It has been a great week. Never been more confident in the last four months. Been happy at home and at work for the most part. Yesterday, the W says I still feel so much tension between us. I told her that is not me, I'm fine these days. She said I know, it is me. Our tv had broke in our(her) room. So we went and bought a new tv. On the way back, kids were screaming in back. She is going out tonight with her divorced friend. She has counted on her fingers that she is down to 3 friends left who will go out with her..Anyway, on the way home, I attempted to empathize with her. I said I'm sure you are ready to go out now.
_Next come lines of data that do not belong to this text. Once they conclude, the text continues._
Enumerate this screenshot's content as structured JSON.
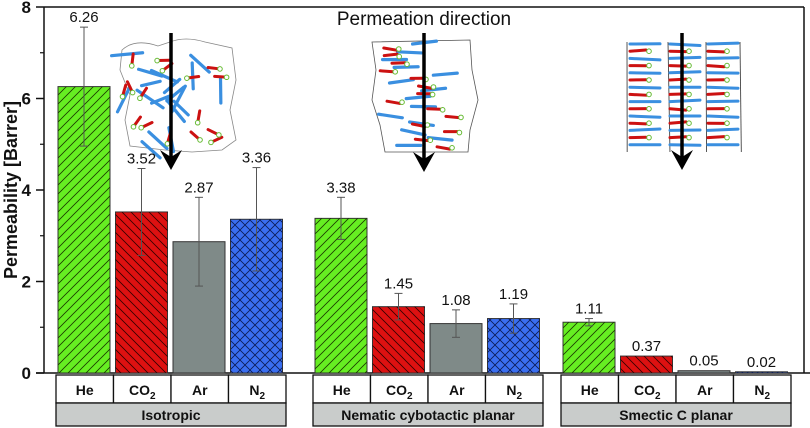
{
  "chart_data": {
    "type": "bar",
    "title": "Permeation direction",
    "ylabel": "Permeability [Barrer]",
    "xlabel": "",
    "ylim": [
      0,
      8
    ],
    "yticks": [
      0,
      2,
      4,
      6,
      8
    ],
    "grid": false,
    "legend": null,
    "groups": [
      "Isotropic",
      "Nematic cybotactic planar",
      "Smectic C planar"
    ],
    "categories": [
      "He",
      "CO2",
      "Ar",
      "N2"
    ],
    "category_labels": [
      {
        "base": "He",
        "sub": ""
      },
      {
        "base": "CO",
        "sub": "2"
      },
      {
        "base": "Ar",
        "sub": ""
      },
      {
        "base": "N",
        "sub": "2"
      }
    ],
    "series": [
      {
        "name": "Isotropic",
        "values": [
          6.26,
          3.52,
          2.87,
          3.36
        ],
        "errors": [
          1.3,
          0.95,
          0.97,
          1.13
        ],
        "labels": [
          "6.26",
          "3.52",
          "2.87",
          "3.36"
        ]
      },
      {
        "name": "Nematic cybotactic planar",
        "values": [
          3.38,
          1.45,
          1.08,
          1.19
        ],
        "errors": [
          0.46,
          0.29,
          0.3,
          0.32
        ],
        "labels": [
          "3.38",
          "1.45",
          "1.08",
          "1.19"
        ]
      },
      {
        "name": "Smectic C planar",
        "values": [
          1.11,
          0.37,
          0.05,
          0.02
        ],
        "errors": [
          0.08,
          0.0,
          0.0,
          0.0
        ],
        "labels": [
          "1.11",
          "0.37",
          "0.05",
          "0.02"
        ]
      }
    ],
    "colors": {
      "He": "#66ee22",
      "CO2": "#dd1111",
      "Ar": "#7f8a88",
      "N2": "#3a6ef0"
    },
    "patterns": {
      "He": "forward-diagonal",
      "CO2": "back-diagonal",
      "Ar": "solid",
      "N2": "crosshatch"
    },
    "annotations": [
      "Permeation direction arrows over schematic molecular packing illustrations for each phase"
    ]
  },
  "ui": {
    "group_label_bg": "#c9cccb",
    "axis_color": "#111111",
    "error_bar_color": "#555555"
  }
}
That started world war 3. You said that in front of the kids, now I am bad for going out. She then yelled for the next couple minutes. I said we are falling into the same trap, you yell, I placate, nothing ever gets solved.
I said you need to talk to me if you want me to hear you. She says fine.
I am angry that you have turned the kids against me because I go out. I am angry that I am unhappy in my marriage. I am angry that you are always sarcastic.
I had to defend myself. I couldn't just walk away. I just simply said, I see you are tense and aggravated at times, I am simply just trying to lighten the mood. I am actually trying to make you laugh. So no, I am not sarcastic that much anymore. I said you need to let your guard or wall down sometimes if you want to talk. I have to walk on eggshells around you.
The one thing that I do feel is that I am starting to feel OK if this doesn't work out. Probably helps my confidence a bit as well. This woman that I am married to is probably the most angry, sad, unloving person I know right now. Other than how she looks(which is still quite hot and she dressed in her ususal cougar outfit tonight) there is nothing really attractive about her to me. Beauty is only skin deep.